Zeitlin breaks many rules of shooting low-budget indie films: he shoots with kids, and on the water, and with a couple of wild, homemade sets. Well, ‘sets’ is a loosely applicable term, but you’ll see what I mean. Glory at Sea is a pretty fantastic 25-minute short, and I highly recommend giving it a look.
There’s not a narrative at work here so much as a feeling and a general sense of energy and motion. But Zeitlin demonstrates a great skill with world-building, and this film suggests he could eventually be in the same company as Jeunet, Greenaway, Gilliam, Kusturica and other filmmakers wh0 are able to turn mundane objects and locations into odd and fantastic worlds that are just a couple steps away from our own.
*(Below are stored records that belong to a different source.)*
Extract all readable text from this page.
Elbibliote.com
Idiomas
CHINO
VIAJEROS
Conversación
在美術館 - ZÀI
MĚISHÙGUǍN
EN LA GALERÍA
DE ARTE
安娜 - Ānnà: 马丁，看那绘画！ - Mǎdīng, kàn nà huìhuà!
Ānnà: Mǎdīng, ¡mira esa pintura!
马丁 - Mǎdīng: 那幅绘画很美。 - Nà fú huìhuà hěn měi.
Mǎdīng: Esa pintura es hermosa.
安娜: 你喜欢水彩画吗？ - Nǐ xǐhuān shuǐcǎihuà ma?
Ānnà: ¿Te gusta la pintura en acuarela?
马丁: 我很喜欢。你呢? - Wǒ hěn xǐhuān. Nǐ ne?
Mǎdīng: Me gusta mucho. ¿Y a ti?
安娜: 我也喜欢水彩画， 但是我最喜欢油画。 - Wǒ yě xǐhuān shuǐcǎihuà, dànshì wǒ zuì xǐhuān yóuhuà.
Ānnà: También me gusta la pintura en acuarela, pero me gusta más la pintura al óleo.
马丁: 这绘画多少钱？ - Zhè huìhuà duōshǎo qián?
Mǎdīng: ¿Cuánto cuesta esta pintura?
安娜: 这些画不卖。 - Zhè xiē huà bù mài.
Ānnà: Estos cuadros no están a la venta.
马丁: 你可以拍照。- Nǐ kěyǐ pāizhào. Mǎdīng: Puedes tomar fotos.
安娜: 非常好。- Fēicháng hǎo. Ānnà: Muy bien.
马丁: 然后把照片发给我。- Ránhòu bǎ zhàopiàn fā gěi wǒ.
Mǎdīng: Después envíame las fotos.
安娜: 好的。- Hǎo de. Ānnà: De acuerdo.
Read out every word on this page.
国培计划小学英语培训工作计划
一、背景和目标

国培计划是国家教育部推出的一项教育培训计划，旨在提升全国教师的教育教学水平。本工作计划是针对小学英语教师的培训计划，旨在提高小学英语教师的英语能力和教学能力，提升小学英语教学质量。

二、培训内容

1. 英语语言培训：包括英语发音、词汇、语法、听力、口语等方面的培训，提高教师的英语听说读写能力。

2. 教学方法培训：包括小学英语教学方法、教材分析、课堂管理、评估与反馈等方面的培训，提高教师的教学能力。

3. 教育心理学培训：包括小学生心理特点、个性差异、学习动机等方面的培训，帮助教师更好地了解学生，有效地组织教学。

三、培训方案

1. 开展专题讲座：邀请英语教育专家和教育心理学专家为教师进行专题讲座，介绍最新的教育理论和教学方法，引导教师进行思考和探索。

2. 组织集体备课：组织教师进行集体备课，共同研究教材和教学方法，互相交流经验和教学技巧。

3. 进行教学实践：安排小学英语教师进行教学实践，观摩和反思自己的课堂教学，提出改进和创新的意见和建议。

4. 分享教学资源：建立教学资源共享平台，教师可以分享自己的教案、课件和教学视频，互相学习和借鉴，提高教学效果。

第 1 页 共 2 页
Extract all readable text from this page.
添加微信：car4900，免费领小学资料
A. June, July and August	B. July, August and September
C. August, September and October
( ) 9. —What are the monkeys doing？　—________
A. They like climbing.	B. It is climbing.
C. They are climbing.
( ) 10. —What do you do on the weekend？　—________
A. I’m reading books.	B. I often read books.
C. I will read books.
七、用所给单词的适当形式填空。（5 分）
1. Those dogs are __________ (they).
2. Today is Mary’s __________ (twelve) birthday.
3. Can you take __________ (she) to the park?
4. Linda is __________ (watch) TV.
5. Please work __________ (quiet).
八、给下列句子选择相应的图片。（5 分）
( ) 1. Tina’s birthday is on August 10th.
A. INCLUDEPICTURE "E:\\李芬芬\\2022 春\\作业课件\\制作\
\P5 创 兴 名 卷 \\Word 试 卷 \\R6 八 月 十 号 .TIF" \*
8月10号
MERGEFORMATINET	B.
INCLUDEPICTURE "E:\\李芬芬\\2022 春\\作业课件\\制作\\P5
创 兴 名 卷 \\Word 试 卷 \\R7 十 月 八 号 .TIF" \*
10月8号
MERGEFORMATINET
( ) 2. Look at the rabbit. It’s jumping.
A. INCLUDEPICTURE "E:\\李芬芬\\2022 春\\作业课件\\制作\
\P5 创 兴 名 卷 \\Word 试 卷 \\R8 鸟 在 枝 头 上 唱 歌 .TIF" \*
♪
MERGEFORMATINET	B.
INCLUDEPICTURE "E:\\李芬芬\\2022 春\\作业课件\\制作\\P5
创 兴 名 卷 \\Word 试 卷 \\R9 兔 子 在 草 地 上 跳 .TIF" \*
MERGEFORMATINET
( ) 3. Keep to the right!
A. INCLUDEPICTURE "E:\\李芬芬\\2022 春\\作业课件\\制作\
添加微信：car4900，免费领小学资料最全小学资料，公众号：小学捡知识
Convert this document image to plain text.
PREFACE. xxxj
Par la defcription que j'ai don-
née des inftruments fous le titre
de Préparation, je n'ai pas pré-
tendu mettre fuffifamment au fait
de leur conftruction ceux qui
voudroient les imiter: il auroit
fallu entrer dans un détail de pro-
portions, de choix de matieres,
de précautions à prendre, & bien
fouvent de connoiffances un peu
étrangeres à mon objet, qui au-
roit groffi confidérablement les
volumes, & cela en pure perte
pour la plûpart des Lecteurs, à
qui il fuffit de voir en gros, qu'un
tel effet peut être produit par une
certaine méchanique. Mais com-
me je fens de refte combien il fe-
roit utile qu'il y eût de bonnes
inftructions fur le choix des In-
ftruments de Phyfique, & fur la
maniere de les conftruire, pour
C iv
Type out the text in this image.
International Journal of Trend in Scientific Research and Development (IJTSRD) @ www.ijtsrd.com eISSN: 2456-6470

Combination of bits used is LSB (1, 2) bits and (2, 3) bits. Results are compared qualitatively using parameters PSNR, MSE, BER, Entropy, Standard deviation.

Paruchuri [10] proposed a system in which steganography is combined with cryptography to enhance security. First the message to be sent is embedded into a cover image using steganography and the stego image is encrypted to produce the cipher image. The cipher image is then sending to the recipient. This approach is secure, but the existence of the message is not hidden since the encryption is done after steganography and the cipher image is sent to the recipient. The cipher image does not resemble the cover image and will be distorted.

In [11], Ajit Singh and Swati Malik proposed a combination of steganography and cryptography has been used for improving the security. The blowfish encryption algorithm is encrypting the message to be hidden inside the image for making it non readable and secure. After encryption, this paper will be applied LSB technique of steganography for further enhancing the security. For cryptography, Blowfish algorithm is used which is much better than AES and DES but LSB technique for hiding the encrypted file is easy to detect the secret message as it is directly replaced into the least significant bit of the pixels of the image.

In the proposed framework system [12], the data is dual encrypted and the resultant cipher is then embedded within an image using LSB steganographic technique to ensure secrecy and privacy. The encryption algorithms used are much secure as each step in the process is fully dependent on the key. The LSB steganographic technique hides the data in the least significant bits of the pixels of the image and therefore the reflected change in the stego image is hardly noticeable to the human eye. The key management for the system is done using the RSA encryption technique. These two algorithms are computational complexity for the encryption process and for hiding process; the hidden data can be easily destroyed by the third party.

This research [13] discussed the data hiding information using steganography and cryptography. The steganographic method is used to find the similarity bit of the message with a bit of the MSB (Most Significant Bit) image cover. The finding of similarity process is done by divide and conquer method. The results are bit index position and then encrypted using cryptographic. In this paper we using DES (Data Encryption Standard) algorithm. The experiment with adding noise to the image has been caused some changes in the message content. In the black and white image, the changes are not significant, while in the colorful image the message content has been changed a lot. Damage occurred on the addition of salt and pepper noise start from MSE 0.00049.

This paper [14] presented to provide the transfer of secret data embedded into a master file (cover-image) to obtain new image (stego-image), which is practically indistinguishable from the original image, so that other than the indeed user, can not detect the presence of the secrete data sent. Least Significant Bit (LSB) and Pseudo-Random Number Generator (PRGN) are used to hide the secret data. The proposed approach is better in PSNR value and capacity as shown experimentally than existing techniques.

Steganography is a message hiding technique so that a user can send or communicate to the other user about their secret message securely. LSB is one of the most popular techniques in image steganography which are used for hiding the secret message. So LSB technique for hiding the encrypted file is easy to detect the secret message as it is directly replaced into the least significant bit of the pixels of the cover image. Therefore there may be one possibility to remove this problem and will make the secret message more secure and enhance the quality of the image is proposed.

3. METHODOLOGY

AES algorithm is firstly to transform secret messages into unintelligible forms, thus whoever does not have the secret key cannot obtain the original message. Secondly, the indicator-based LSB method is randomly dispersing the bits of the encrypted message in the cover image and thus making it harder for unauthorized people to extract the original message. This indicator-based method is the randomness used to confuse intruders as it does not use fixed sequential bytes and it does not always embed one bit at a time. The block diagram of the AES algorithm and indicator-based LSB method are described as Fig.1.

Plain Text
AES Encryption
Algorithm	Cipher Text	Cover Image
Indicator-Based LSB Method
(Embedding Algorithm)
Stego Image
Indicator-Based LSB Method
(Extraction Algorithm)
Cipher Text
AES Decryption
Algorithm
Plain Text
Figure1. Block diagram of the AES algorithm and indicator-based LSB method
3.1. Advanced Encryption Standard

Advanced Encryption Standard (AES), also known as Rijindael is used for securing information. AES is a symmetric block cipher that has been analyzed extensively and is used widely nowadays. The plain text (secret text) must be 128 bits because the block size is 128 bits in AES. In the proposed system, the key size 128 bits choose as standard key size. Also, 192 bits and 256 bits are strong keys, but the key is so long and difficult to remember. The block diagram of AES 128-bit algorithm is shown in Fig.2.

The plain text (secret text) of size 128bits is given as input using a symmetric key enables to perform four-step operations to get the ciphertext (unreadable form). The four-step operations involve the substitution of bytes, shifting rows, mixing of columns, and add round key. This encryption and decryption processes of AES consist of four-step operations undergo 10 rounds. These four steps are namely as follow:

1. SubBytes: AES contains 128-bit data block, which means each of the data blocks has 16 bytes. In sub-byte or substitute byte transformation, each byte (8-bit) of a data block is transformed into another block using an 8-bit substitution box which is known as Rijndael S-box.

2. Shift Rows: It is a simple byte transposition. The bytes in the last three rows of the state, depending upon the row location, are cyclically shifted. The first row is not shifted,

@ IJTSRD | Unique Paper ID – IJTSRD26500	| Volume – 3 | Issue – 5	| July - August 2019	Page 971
Zeitlin also co-wrote the music, with Dan Romer, and the score is just as promising as the filmmaking. It calls to mind Michael Nyman’s scores for Greenaway, as well as songs by Godspeed You! Black Emperor and Arcade Fire. But the music fits and feels quite natural — like the visual echoes to other films, the musical work here feels like Zeitlin and Romer are in the company of those established acts rather than simply riffing on them.
So how does this short relate to Beasts of the Southern Wild? For one view, let’s go to the review from Eric Kohn at Indiewire, which directly compares the two movies:
Benh Zeitlin’s 2006 short film, “Glory at Sea,” rendered post-Katrina grief with an overwhelming sense of magic realism that quickly turned the project into a sleeper hit on the festival circuit. “Beasts of the Southern Wild,” Zeitlin’s feature-length debut, contains much of the same thing, repeated ad infinitum for roughly 90 minutes: Zeitlin offers up a majestic encapsulation of a child’s worldview. Supremely ambitious and committed to profundity, “Beasts” sets the bar too high and suffers from a muddled assortment of expressionistic concepts, but it still manages to glide along its epic aspirations.
(Should you want to see Glory at Sea on DVD, it is available on the seventh volume of Wholphin, aka the McSweeney’s short film collection.)